Statistics: Distributions and Standard Deviation

Learning Objectives

Define standard deviation as a measure of data dispersion.

Describe the characteristics of a normal distribution (bell curve).

Explain the 68-95-99.7 (empirical) rule for a normal distribution.

Describing Data Spread and Shape

Beyond measures of central tendency (mean, median), statistics uses measures of dispersion and distribution shape to describe a data set.

Standard Deviation: A Measure of Spread

The standard deviation (σ) is a number that quantifies the amount of variation or dispersion of a set of data values.

A low standard deviation indicates that the data points tend to be very close to the mean (the average).

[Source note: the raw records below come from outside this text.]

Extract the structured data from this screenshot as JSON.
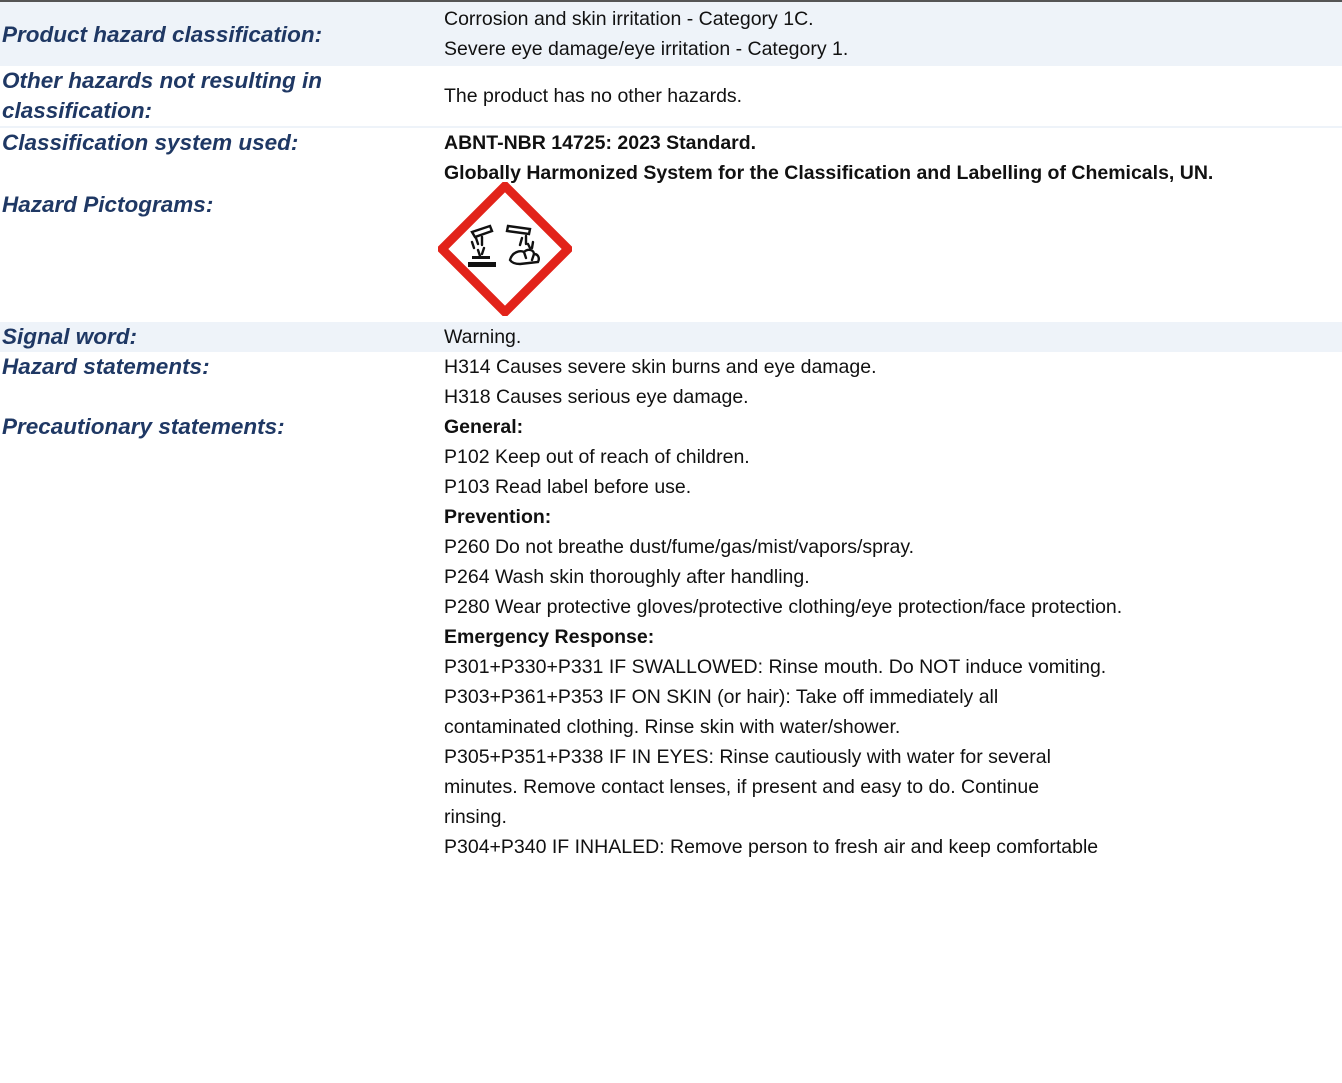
{
  "rows": {
    "product_hazard": {
      "label": "Product hazard classification:",
      "lines": [
        "Corrosion and skin irritation - Category 1C.",
        "Severe eye damage/eye irritation - Category 1."
      ]
    },
    "other_hazards": {
      "label": "Other hazards not resulting in classification:",
      "value": "The product has no other hazards."
    },
    "classification_system": {
      "label": "Classification system used:",
      "line1": "ABNT-NBR 14725: 2023 Standard.",
      "line2": "Globally Harmonized System for the Classification and Labelling of Chemicals, UN."
    },
    "pictograms": {
      "label": "Hazard Pictograms:",
      "icon": "corrosion-pictogram-icon",
      "border_color": "#e2231a"
    },
    "signal_word": {
      "label": "Signal word:",
      "value": "Warning."
    },
    "hazard_statements": {
      "label": "Hazard statements:",
      "lines": [
        "H314 Causes severe skin burns and eye damage.",
        "H318 Causes serious eye damage."
      ]
    },
    "precautionary": {
      "label": "Precautionary statements:",
      "general_heading": "General:",
      "general": [
        "P102 Keep out of reach of children.",
        "P103 Read label before use."
      ],
      "prevention_heading": "Prevention:",
      "prevention": [
        "P260 Do not breathe dust/fume/gas/mist/vapors/spray.",
        "P264 Wash skin thoroughly after handling.",
        "P280 Wear protective gloves/protective clothing/eye protection/face protection."
      ],
      "emergency_heading": "Emergency Response:",
      "emergency": [
        "P301+P330+P331 IF SWALLOWED: Rinse mouth. Do NOT induce vomiting.",
        "P303+P361+P353 IF ON SKIN (or hair): Take off immediately all",
        "contaminated clothing. Rinse skin with water/shower.",
        "P305+P351+P338 IF IN EYES: Rinse cautiously with water for several",
        "minutes. Remove contact lenses, if present and easy to do. Continue",
        "rinsing.",
        "P304+P340 IF INHALED: Remove person to fresh air and keep comfortable"
      ]
    }
  },
  "colors": {
    "label": "#1f3864",
    "row_shade": "#eef3f9",
    "pictogram_red": "#e2231a"
  }
}
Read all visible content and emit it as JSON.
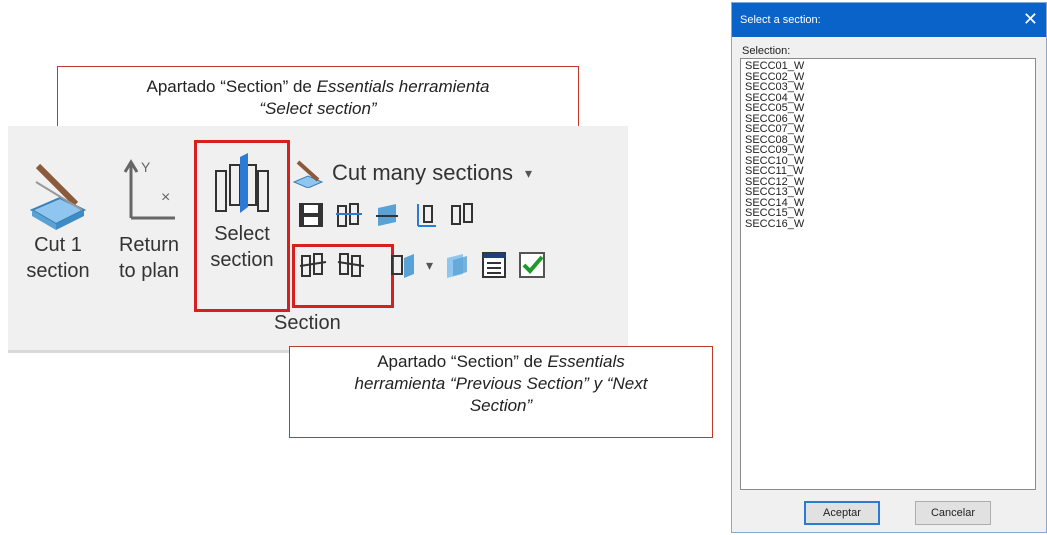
{
  "callouts": {
    "top": {
      "line1_plain": "Apartado “Section” de ",
      "line1_italic": "Essentials herramienta",
      "line2_italic": "“Select section”"
    },
    "bottom": {
      "line1_plain": "Apartado “Section” de ",
      "line1_italic": "Essentials",
      "line2_italic": "herramienta “Previous Section” y “Next",
      "line3_italic": "Section”"
    }
  },
  "ribbon": {
    "cut1": {
      "line1": "Cut 1",
      "line2": "section"
    },
    "return": {
      "line1": "Return",
      "line2": "to plan"
    },
    "select": {
      "line1": "Select",
      "line2": "section"
    },
    "cut_many": "Cut many  sections",
    "group_label": "Section"
  },
  "dialog": {
    "title": "Select a section:",
    "selection_label": "Selection:",
    "items": [
      "SECC01_W",
      "SECC02_W",
      "SECC03_W",
      "SECC04_W",
      "SECC05_W",
      "SECC06_W",
      "SECC07_W",
      "SECC08_W",
      "SECC09_W",
      "SECC10_W",
      "SECC11_W",
      "SECC12_W",
      "SECC13_W",
      "SECC14_W",
      "SECC15_W",
      "SECC16_W"
    ],
    "ok_label": "Aceptar",
    "cancel_label": "Cancelar"
  },
  "colors": {
    "accent_red": "#d62020",
    "title_blue": "#0a63c9"
  }
}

A high standard deviation indicates that the data points are spread out over a wider range of values.

It is calculated as the square root of the variance, which is the average of the squared differences from the Mean.

The Normal Distribution

The normal distribution, often called the bell curve, is a very common and important probability distribution in statistics. It is symmetric about the mean. Many natural phenomena, such as height, blood pressure, and measurement errors, are approximately normally distributed.

In a normal distribution, the mean, median, and mode are all equal and are located at the center of the distribution.

The 68-95-99.7 (Empirical) Rule

For a normal distribution, a predictable percentage of the data falls within a certain number of standard deviations from the mean:

Approximately 68% of the data falls within 1 standard deviation of the mean (μ ± 1σ).

Approximately 95% of the data falls within 2 standard deviations of the mean (μ ± 2σ).

Approximately 99.7% of the data falls within 3 standard deviations of the mean (μ ± 3σ).

This rule is a powerful tool for quickly assessing the spread of data and identifying outliers in a normally distributed data set.

Key Terms

Standard Deviation: A measure of the amount of variation or dispersion of a set of values. A low standard deviation indicates that the values tend to be close to the mean, while a high standard deviation indicates that the values are spread out over a wider range.
Normal Distribution: A probability distribution that is symmetric about the mean, showing that data near the mean are more frequent in occurrence than data far from the mean. It is often called a 'bell curve'.
Variance: A measure of dispersion, calculated as the average of the squared differences from the Mean.
68-95-99.7 Rule: A shorthand used to remember the percentage of values that lie within a band around the mean in a normal distribution with a width of two, four, and six standard deviations, respectively.